Sepulveda, a 21-year-old creative writing major, understands the importance of these publications for having a unique ability to comment on current events.
“Sometimes it’s an almost overwhelming feeling of wanting to express yourself and not having the right words. Depending on how fresh an event is, sometimes it can blind people into feeling just one emotion very intensely,” Sepulveda said. “It can come through in writing and sometimes it becomes a little too personal.”
James Giffin, the 30-year-old major managing editor, echoed Sepulveda’s comments on the usefulness creative writing can have for social commentary.
“I believe there’s a disclaimer in the last issue, 113. They mention something about going for something more political, but other than that we don’t have any set themes. Although one could argue that all writing is political in a way,” he said.
Giffin explained the aforementioned quote as a matter of perspective. Everyone has a lense that they filter the world through, and by writing a story, regardless of the nature of that story, you expose people to the picture of the world through your lense. Your lense is part of your politics and thus anything written conveys a political message.

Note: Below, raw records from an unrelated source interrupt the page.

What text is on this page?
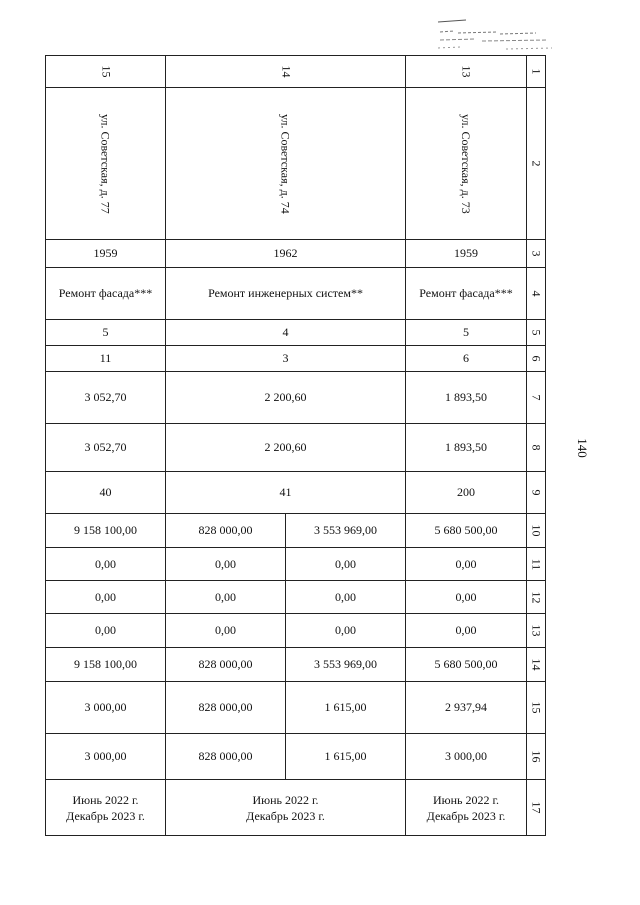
140
15	14		13	1
ул. Советская, д. 77	ул. Советская, д. 74		ул. Советская, д. 73	2
1959	1962		1959	3
Ремонт фасада***	Ремонт инженерных систем**		Ремонт фасада***	4
5	4		5	5
11	3		6	6
3 052,70	2 200,60		1 893,50	7
3 052,70	2 200,60		1 893,50	8
40	41		200	9
9 158 100,00	828 000,00	3 553 969,00	5 680 500,00	10
0,00	0,00	0,00	0,00	11
0,00	0,00	0,00	0,00	12
0,00	0,00	0,00	0,00	13
9 158 100,00	828 000,00	3 553 969,00	5 680 500,00	14
3 000,00	828 000,00	1 615,00	2 937,94	15
3 000,00	828 000,00	1 615,00	3 000,00	16

Июнь 2022 г.
Декабрь 2023 г.	Июнь 2022 г.
Декабрь 2023 г.		Июнь 2022 г.
Декабрь 2023 г.	17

This personalized political narration is not lost of the staff writers. Laurie Olsen, a 21-year-old staff writer, echoed the importance of firsthand stories about the political landscape.
“Creative writing, I think, stems from the writer’s experience and their personal beliefs. In order to be a good stand-alone piece, it’s not just telling a story, there’s a message underneath it,” she said.

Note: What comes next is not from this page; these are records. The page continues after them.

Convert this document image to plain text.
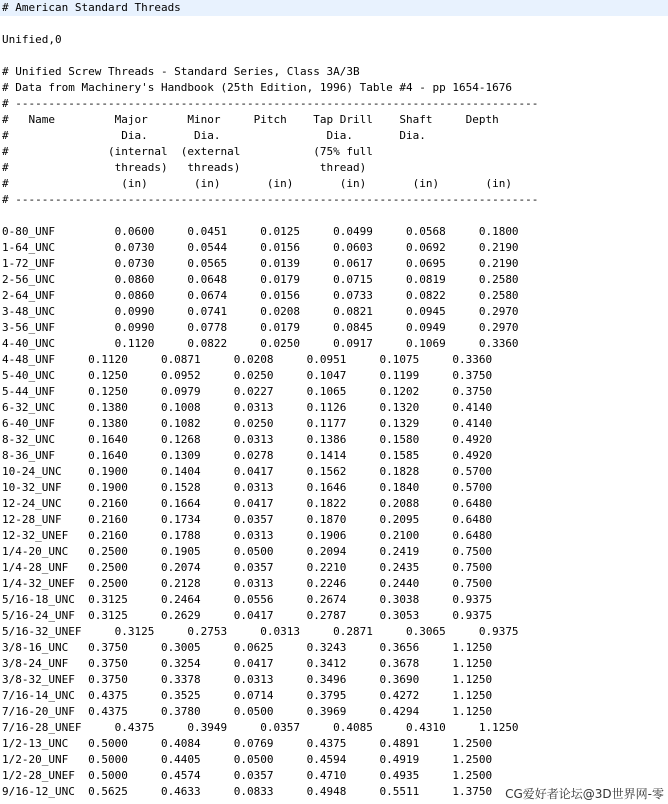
# American Standard Threads
Unified,0
# Unified Screw Threads - Standard Series, Class 3A/3B
# Data from Machinery's Handbook (25th Edition, 1996) Table #4 - pp 1654-1676
# -------------------------------------------------------------------------------
#   Name         Major      Minor     Pitch    Tap Drill    Shaft     Depth
#                 Dia.       Dia.                Dia.       Dia.
#               (internal  (external           (75% full
#                threads)   threads)            thread)
#                 (in)       (in)       (in)       (in)       (in)       (in)
# -------------------------------------------------------------------------------
0-80_UNF         0.0600     0.0451     0.0125     0.0499     0.0568     0.1800
1-64_UNC         0.0730     0.0544     0.0156     0.0603     0.0692     0.2190
1-72_UNF         0.0730     0.0565     0.0139     0.0617     0.0695     0.2190
2-56_UNC         0.0860     0.0648     0.0179     0.0715     0.0819     0.2580
2-64_UNF         0.0860     0.0674     0.0156     0.0733     0.0822     0.2580
3-48_UNC         0.0990     0.0741     0.0208     0.0821     0.0945     0.2970
3-56_UNF         0.0990     0.0778     0.0179     0.0845     0.0949     0.2970
4-40_UNC         0.1120     0.0822     0.0250     0.0917     0.1069     0.3360
4-48_UNF     0.1120     0.0871     0.0208     0.0951     0.1075     0.3360
5-40_UNC     0.1250     0.0952     0.0250     0.1047     0.1199     0.3750
5-44_UNF     0.1250     0.0979     0.0227     0.1065     0.1202     0.3750
6-32_UNC     0.1380     0.1008     0.0313     0.1126     0.1320     0.4140
6-40_UNF     0.1380     0.1082     0.0250     0.1177     0.1329     0.4140
8-32_UNC     0.1640     0.1268     0.0313     0.1386     0.1580     0.4920
8-36_UNF     0.1640     0.1309     0.0278     0.1414     0.1585     0.4920
10-24_UNC    0.1900     0.1404     0.0417     0.1562     0.1828     0.5700
10-32_UNF    0.1900     0.1528     0.0313     0.1646     0.1840     0.5700
12-24_UNC    0.2160     0.1664     0.0417     0.1822     0.2088     0.6480
12-28_UNF    0.2160     0.1734     0.0357     0.1870     0.2095     0.6480
12-32_UNEF   0.2160     0.1788     0.0313     0.1906     0.2100     0.6480
1/4-20_UNC   0.2500     0.1905     0.0500     0.2094     0.2419     0.7500
1/4-28_UNF   0.2500     0.2074     0.0357     0.2210     0.2435     0.7500
1/4-32_UNEF  0.2500     0.2128     0.0313     0.2246     0.2440     0.7500
5/16-18_UNC  0.3125     0.2464     0.0556     0.2674     0.3038     0.9375
5/16-24_UNF  0.3125     0.2629     0.0417     0.2787     0.3053     0.9375
5/16-32_UNEF     0.3125     0.2753     0.0313     0.2871     0.3065     0.9375
3/8-16_UNC   0.3750     0.3005     0.0625     0.3243     0.3656     1.1250
3/8-24_UNF   0.3750     0.3254     0.0417     0.3412     0.3678     1.1250
3/8-32_UNEF  0.3750     0.3378     0.0313     0.3496     0.3690     1.1250
7/16-14_UNC  0.4375     0.3525     0.0714     0.3795     0.4272     1.1250
7/16-20_UNF  0.4375     0.3780     0.0500     0.3969     0.4294     1.1250
7/16-28_UNEF     0.4375     0.3949     0.0357     0.4085     0.4310     1.1250
1/2-13_UNC   0.5000     0.4084     0.0769     0.4375     0.4891     1.2500
1/2-20_UNF   0.5000     0.4405     0.0500     0.4594     0.4919     1.2500
1/2-28_UNEF  0.5000     0.4574     0.0357     0.4710     0.4935     1.2500
9/16-12_UNC  0.5625     0.4633     0.0833     0.4948     0.5511     1.3750	CG爱好者论坛@3D世界网-零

Taking politics down to a more personal level is a vital component to move the swinging pendulum of political discourse. Often times that personalization, accompanied by discourse, can be extremely emotional. Olsen explained that many writers detail intense traumas in their work. “We get stories of trauma, like survival, like rape survivors, very personal stories. Sometimes they’re stories of family history,” she said. “We just got a really long one about a writer’s father and brother from Mexico and their experience of going in and out of prison and how that affected his life.”
These kinds of intense emotional stories make not only for more appealing pieces but, by bringing the politics down to a personal level, it also gives others who may not have experienced such hardships a glimpse of the haunting aspects of political reality for many in our country.
Sepulveda notes that the vulnerability that comes with these intimate, real life stories can make things rather emotional during production time.
“Well you can definitely do a lot of parallels to emphasize what effect things that are going on in the real world have on others,” she said. “Depending on the type of writing that you’re doing, say for poetry, it can be even a direct attack on someone, so it gets pretty heated.”